Typical cause: fragrance/essential-oil load beyond solubilization capacity or interference from electrolytes. Action: reduce load, introduce compatible co-solvents, or change the solubilizer/emulsifier pairing.

Conclusion

Polysorbate 60 is a widely used non-ionic surfactant as an O/W emulsifier and solubilizer in cosmetics, and as the food additive E435 for emulsification/stabilization. The key points for formulators are: grade selection, emulsifier-system balancing, stability control (including organoleptic stability), and compliance with specifications (including impurity limits) depending on market and application channel.

Mini-glossary

Micelles: surfactant aggregates in water that entrap lipophilic components, improving dispersion and stability.
HLB: hydrophilic-lipophilic balance index that helps predict emulsification tendency (higher values favour O/W).
UVCB: substances of unknown or variable composition, complex reaction products, or biological materials.
GMP: good manufacturing practice; benefit: improves quality control and reduces contamination/variability.
HACCP: hazard analysis and critical control points; benefit: strengthens prevention and control of critical process points.


Polysorbate 60 studies

References__________________________________________________________________________

(1) Maibach H, Conant M. Contact urticaria to a corticosteroid cream: polysorbate 60. Contact Dermatitis. 1977 Dec;3(6):350-1.

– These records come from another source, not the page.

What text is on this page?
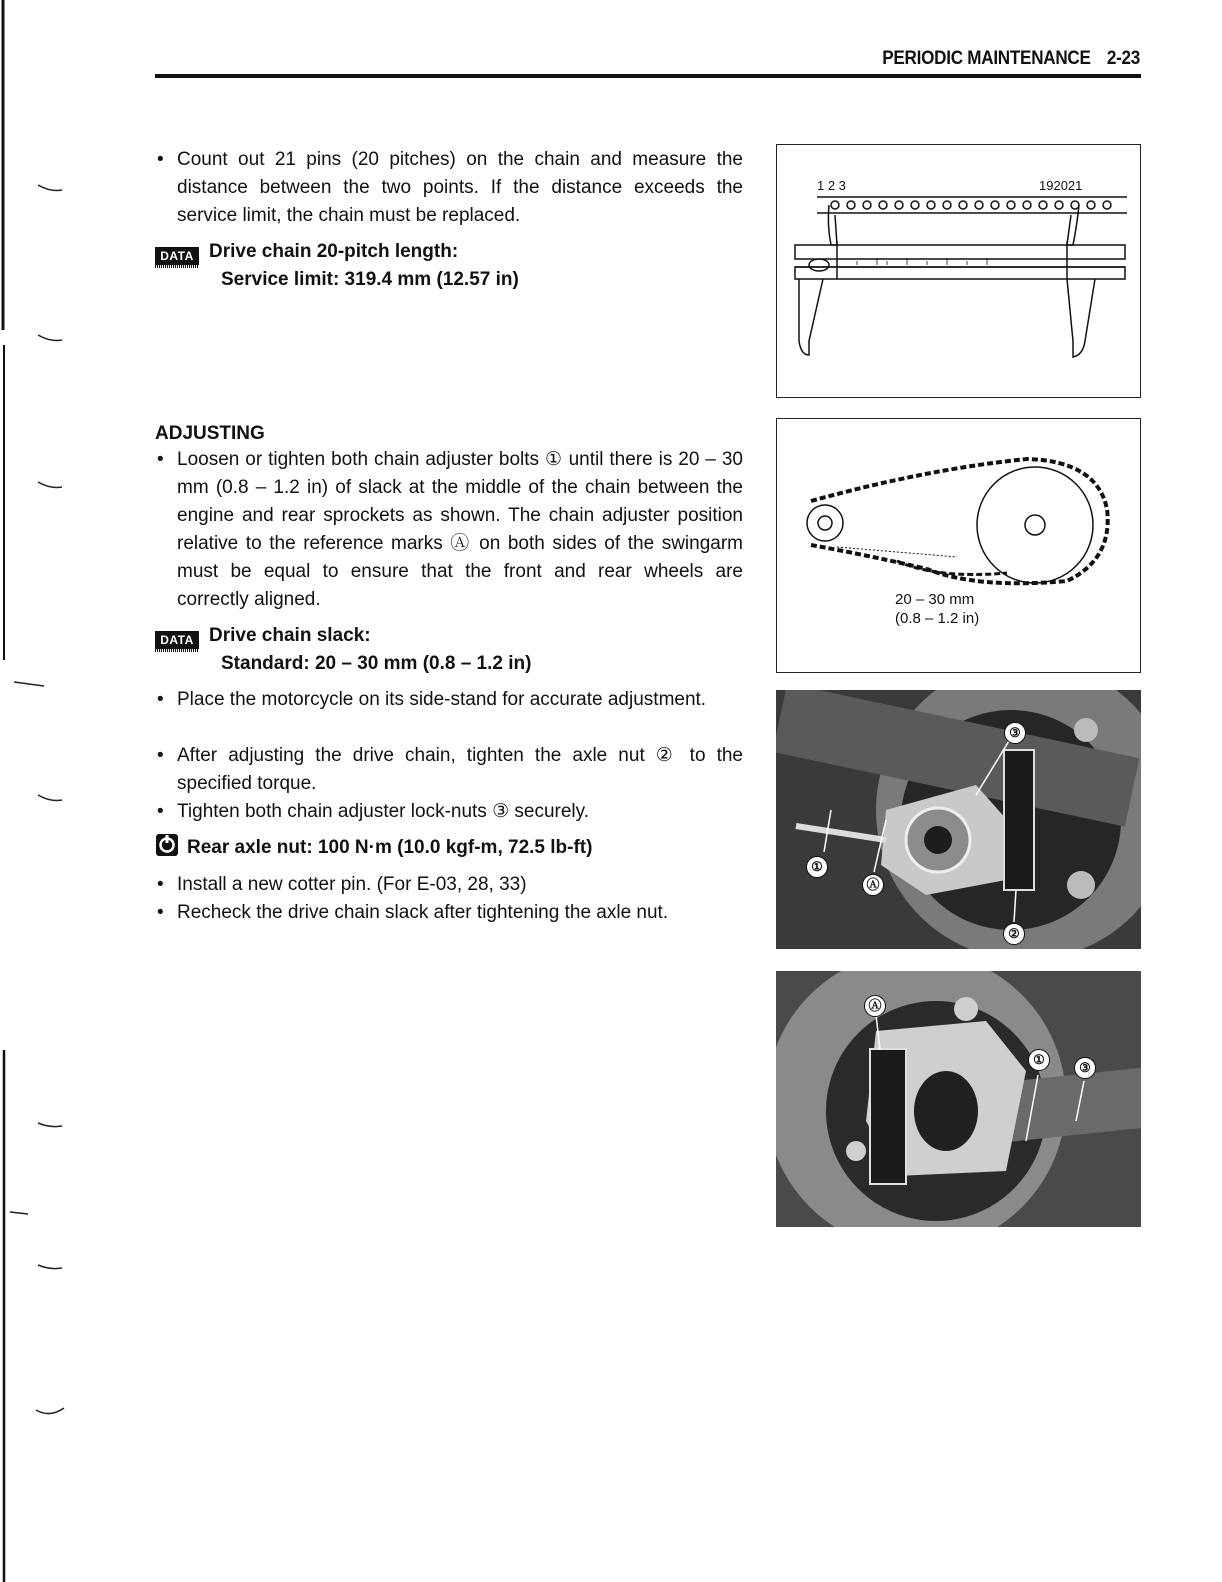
PERIODIC MAINTENANCE 2-23
• Count out 21 pins (20 pitches) on the chain and measure the distance between the two points. If the distance exceeds the service limit, the chain must be replaced.
DATA Drive chain 20-pitch length:
Service limit: 319.4 mm (12.57 in)
ADJUSTING
• Loosen or tighten both chain adjuster bolts ① until there is 20 – 30 mm (0.8 – 1.2 in) of slack at the middle of the chain between the engine and rear sprockets as shown. The chain adjuster position relative to the reference marks Ⓐ on both sides of the swingarm must be equal to ensure that the front and rear wheels are correctly aligned.
DATA Drive chain slack:
Standard: 20 – 30 mm (0.8 – 1.2 in)
• Place the motorcycle on its side-stand for accurate adjustment.
• After adjusting the drive chain, tighten the axle nut ② to the specified torque.
• Tighten both chain adjuster lock-nuts ③ securely.
Rear axle nut: 100 N·m (10.0 kgf-m, 72.5 lb-ft)
• Install a new cotter pin. (For E-03, 28, 33)
• Recheck the drive chain slack after tightening the axle nut.
1 2 3	192021
20 – 30 mm
(0.8 – 1.2 in)
③
①
Ⓐ
②
Ⓐ
①
③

(2)  EFSA Panel on Food Additives and Nutrient Sources added to Food (ANS), 2015. Scientific Opinion on the re‐evaluation of polyoxyethylene sorbitan monolaurate (E 432), polyoxyethylene sorbitan monooleate (E 433), polyoxyethylene sorbitan monopalmitate (E 434), polyoxyethylene sorbitan monostearate (E 435) and polyoxyethylene sorbitan tristearate (E 436) as food additives. Efsa Journal, 13(7), p.4152.